Stadi privati: è una parola!

16 Marzo 2001

Da tre anni a questa parte ogni tanto

si parla di privatizzare gli stadi del calcio

italiani.

Da un punto di vista economico il

discorso sottintende di fare di questi

monumenti accessibili al pubblico solo

in occasione degli spettacoli sportivi,

dei centri multifunzionali aperti anche

durante la settimana a più utenti possibili.

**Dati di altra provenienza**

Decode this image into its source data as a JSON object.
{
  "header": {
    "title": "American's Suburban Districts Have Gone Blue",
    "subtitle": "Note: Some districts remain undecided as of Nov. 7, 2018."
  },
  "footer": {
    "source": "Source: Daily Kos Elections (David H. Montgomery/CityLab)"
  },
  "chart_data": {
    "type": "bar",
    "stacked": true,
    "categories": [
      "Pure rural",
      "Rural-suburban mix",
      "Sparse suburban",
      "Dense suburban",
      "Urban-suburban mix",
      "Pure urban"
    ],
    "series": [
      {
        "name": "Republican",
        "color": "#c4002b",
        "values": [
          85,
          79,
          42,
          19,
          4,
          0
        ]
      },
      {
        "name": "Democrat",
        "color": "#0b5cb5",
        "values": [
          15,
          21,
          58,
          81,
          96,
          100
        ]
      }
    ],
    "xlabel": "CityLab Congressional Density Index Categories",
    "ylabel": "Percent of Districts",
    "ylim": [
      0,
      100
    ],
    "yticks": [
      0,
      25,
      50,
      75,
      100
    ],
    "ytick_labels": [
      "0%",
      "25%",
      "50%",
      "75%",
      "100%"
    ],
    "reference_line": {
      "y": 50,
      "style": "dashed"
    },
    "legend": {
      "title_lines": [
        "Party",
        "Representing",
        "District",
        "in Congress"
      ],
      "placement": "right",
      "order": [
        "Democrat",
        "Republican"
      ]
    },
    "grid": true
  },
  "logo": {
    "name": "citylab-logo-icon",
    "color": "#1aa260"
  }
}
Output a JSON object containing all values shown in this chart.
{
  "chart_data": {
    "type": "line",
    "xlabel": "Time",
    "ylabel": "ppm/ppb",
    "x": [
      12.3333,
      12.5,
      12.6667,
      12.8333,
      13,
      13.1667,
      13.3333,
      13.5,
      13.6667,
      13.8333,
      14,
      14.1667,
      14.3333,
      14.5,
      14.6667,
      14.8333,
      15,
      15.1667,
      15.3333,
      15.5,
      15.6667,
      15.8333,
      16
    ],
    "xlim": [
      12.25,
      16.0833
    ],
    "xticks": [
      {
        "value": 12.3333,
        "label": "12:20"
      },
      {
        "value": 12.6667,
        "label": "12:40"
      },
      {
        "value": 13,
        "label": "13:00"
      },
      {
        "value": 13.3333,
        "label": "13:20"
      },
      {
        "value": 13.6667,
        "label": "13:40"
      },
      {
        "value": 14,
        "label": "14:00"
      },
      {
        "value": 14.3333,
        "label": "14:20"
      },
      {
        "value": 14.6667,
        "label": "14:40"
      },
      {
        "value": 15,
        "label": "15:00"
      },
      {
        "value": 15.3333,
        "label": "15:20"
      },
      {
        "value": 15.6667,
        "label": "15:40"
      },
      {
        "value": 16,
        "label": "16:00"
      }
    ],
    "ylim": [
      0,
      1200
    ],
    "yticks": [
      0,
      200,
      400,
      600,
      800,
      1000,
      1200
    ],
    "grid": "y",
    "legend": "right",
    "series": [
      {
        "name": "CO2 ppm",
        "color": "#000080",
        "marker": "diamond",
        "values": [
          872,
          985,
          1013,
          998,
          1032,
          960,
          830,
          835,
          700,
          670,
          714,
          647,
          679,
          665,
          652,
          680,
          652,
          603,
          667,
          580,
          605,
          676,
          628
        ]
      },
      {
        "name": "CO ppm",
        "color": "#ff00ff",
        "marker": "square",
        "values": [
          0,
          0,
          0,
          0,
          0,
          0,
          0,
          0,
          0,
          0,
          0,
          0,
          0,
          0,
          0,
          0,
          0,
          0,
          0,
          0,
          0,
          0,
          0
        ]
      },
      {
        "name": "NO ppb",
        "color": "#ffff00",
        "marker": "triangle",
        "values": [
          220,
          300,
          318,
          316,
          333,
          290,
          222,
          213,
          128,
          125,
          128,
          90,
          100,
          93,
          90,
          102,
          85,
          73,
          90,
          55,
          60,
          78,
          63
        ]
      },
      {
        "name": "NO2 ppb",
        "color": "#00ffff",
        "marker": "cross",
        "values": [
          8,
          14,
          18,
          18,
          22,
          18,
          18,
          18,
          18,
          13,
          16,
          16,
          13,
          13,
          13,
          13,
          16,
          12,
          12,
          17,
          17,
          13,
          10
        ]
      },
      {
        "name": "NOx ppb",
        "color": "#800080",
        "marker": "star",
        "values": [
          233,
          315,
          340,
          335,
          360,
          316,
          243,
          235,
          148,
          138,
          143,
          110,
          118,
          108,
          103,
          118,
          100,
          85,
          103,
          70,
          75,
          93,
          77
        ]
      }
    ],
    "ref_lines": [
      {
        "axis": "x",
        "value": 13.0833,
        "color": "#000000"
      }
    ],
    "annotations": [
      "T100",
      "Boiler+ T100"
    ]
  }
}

Sotto l'aspetto giuridico i casi sono

due: il proprietario (la municipalità) può

cedere la sola gestione in concessione,

oppure con essa la titolarità chiavi in

mano dell'immobile.

Posto che con una normativa ad hoc

statale od anche locale, considerato che

in base alla recente svolta federalista la

potestà legislativa in materia sportiva

non è esclusiva di una delle parti, venga

riconosciuto un diritto di prelazione alle

società di capitali di calcio già affittuarie

o comodatarie, fino ad oggi queste ultime

non hanno mai dimostrato grande

entusiasmo per la proposta.

Ammesso infatti che, come per il caso

dei musei, si possa arrivare in un futuro

ad una “vivibilità” degli stadi a trecentosessanta

gradi, nonostante il binomio

stadio-violenza, ciò che sembra frenare

i potenziali gestori/acquirenti è il costo

della riconversione degli immobili, là

dove non esistano poi vincoli particolari

(vedi Stadio Olimpico in Roma).

In altre parole noi andiamo verso

un federalismo che riempirà le casse

delle Città metropolitane e dei grandi

Comuni, che intendono vendere

degli immobili, buona parte dei quali

da riqualificare, a degli acquirenti alle

prese viceversa già con possibili ridimensionamenti

delle entrate per le

spese correnti (stipenti), e comunque

che non hanno mai concepito l'idea di

accantonare delle risorse per patrimonializzare

in mattoni la società, se non

dopo l'avvento della Borsa (1997).

Allora se privatizzare gli stadi della

serie A significa anche “bonificarli” in

senso lato, la soluzione più realistica

nel medio termine passa attraverso un

accordo pubblico-privato: a) liberalizzazione

dell'accesso all'Istituto per il

Credito Sportivo a favore delle srl/spa

calcistiche con fine di lucro; b) sottoscrizione

dei mutui agevolati Ics, garantiti

in linea capitale ed interessi dall'ente

pubblico, per la ristrutturazione; c)

gestione sperimentale a carico del club

del nuovo impianto, con possibilità di

riscatto dell'immobile a medio-lungo

termine allorchè, come avviene da

tempo in Gran Bretagna, lo stesso potrà

fare ricorso anche a strumenti finanziari

complementari (prestiti obbligazionari)

coinvolgendo gli utenti della struttura

divenuta una sorta di “seconda casa”.